Elle était comme ça, Mamie. Elle n’aimait pas prendre ses drogues ! Ah ça non, c’était pas son truc les médocs. Mamie, d’ailleurs, elle les oubliait souvent ses drogues. Et puis, les années passant, elle s’est vite retrouvée avec un pilulier, la pauvre. Un peu comme un boulet attaché à la cheville d’un prisonnier.
Si elle était là, aujourd’hui, que dirait-elle de ces médecins-experts-oiseaux de malheur qui pullulent sur les écrans de télé à la moindre catastrophe sanitaire ? Elle leur dirait peut-être d’aller se rhabiller ! Et de toute façon, elle n’avait pas le temps pour ce blabla. Elle qui n’a pas connu « l’info en continu », elle se demanderait sûrement à quoi ils jouent, s’ils n’ont pas un vrai métier, de vraies choses à faire, quoi !
Certes elle était « gâtée » par les pharmaciens, Mamie. Mais dans les médias, quelle indignité, ces aboiements parisiens sponsorisés, aux relents de conflit d’intérêt… Mais c’était une taiseuse ma grand-mère, alors elle ne serait pas allée si loin dans ses remarques. Pas de combat d’idées inutiles. Ici on travaille, encore et toujours. La retraite à… 78 ans !

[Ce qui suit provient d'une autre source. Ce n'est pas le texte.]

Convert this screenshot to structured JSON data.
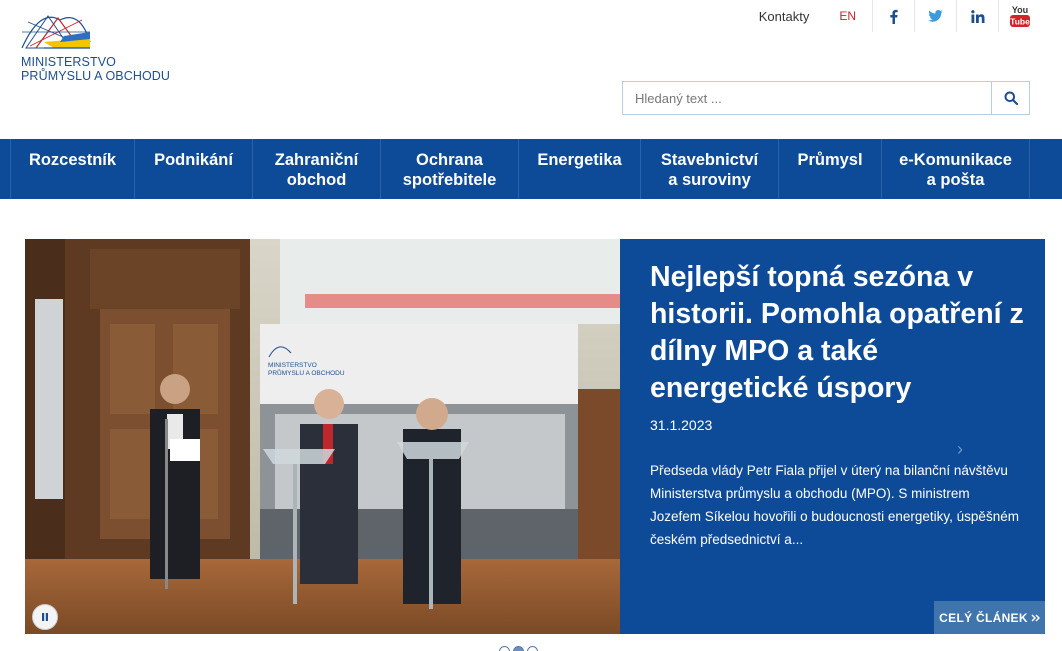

Sa seule lubie c’était donc ces drogues à ne pas prendre. Nous autres, ses enfants ou petits-enfants, bêtes et disciplinés, nous ne savions que lui répéter qu’il FAUT les prendre ces médicaments. C’est comme ça et pas autrement ! Si l’homme à la blouse blanche l’a écrit…

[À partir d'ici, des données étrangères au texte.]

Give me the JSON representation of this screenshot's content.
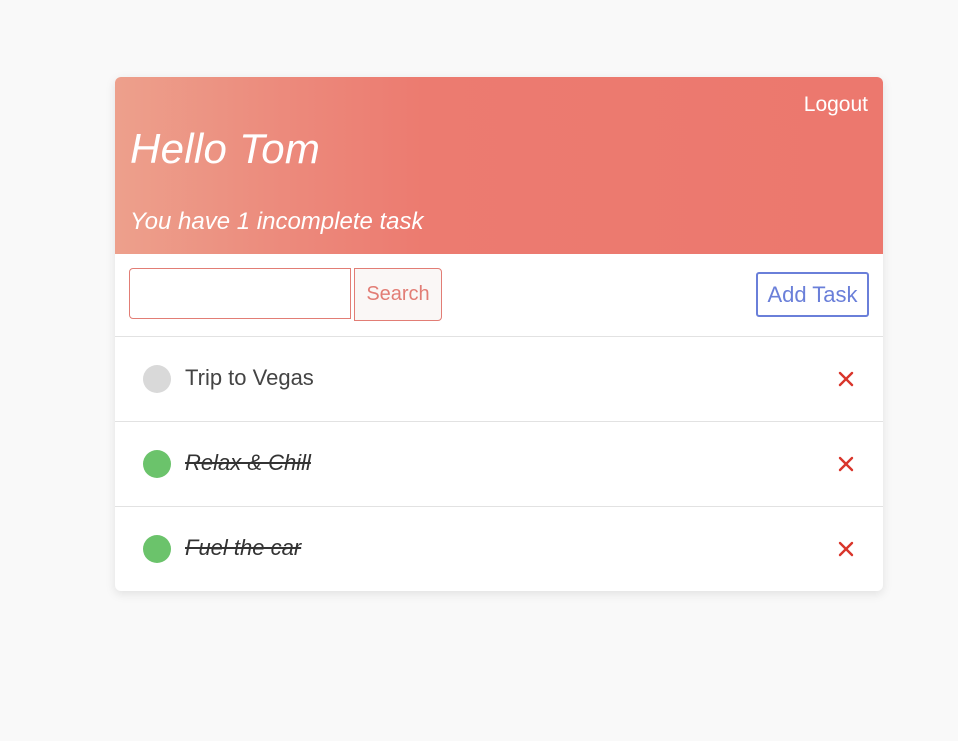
{
  "header": {
    "logout_label": "Logout",
    "greeting": "Hello Tom",
    "subtitle": "You have 1 incomplete task",
    "gradient_colors": [
      "#eda08c",
      "#ec786e"
    ]
  },
  "toolbar": {
    "search_value": "",
    "search_placeholder": "",
    "search_label": "Search",
    "add_label": "Add Task"
  },
  "tasks": [
    {
      "label": "Trip to Vegas",
      "completed": false,
      "delete_icon": "close-icon"
    },
    {
      "label": "Relax & Chill",
      "completed": true,
      "delete_icon": "close-icon"
    },
    {
      "label": "Fuel the car",
      "completed": true,
      "delete_icon": "close-icon"
    }
  ],
  "colors": {
    "accent": "#e27d75",
    "add_button": "#6a7fd9",
    "complete": "#6bc36b",
    "incomplete": "#d9d9d9",
    "delete": "#d9352b"
  }
}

A l’époque on était trop jeunes ou naïfs pour songer à cette rente pharmaceutique. Pourtant, quelle magnifique rente déjà, une population vieillissante aux bobos chroniques ou à répétition. Il nous reste pourtant ce souvenir de son armoire à pharmacie, ce meuble plein à craquer de substances en tout genre et dans tous les formats : poudres, comprimés, crèmes, gouttes, gélules, etc.
Une armoire de Perlinpinpin ! Aussi, sa consommation quotidienne de médocs faisait peur à voir, d’autant plus que du reste elle mangeait peu, Mamie. On aurait presque dit qu’elle se nourrissait de médicaments !
Mais voilà. Un jour à son tour on se retrouve malade. On hésite, on alterne entre des phases où on serait prêt à avaler n’importe quoi (même des couleuvres) pourvu que ça fasse du bien, et des phases où on se dit « même pas mal » et puis voilà, on n’est ni à l’article de la mort ni en sucre ! C’est dans cette deuxième situation que le personnage de la grand-mère « antimédocs » me revient alors en pleine figure. Alors me voilà un peu comme elle, à laisser s’installer quelques douleurs pas si graves. A se laisser polluer la journée ou le sommeil nocturne en se justifiant soi-même que de toute façon, hormis le paracétamol…
Fierté excessive, sens du défi, bravoure inutile ? Bon, il est vrai que certains considèrent que la douleur est un message, qu’il faut l’écouter, l’accepter, etc. Mais surtout, nous sommes perclus de contradictions, d’envie que l’infirmière ou le médecin prennent bien soin de nous et, dans le même temps, souhaitons rester autonomes, se débrouiller seuls.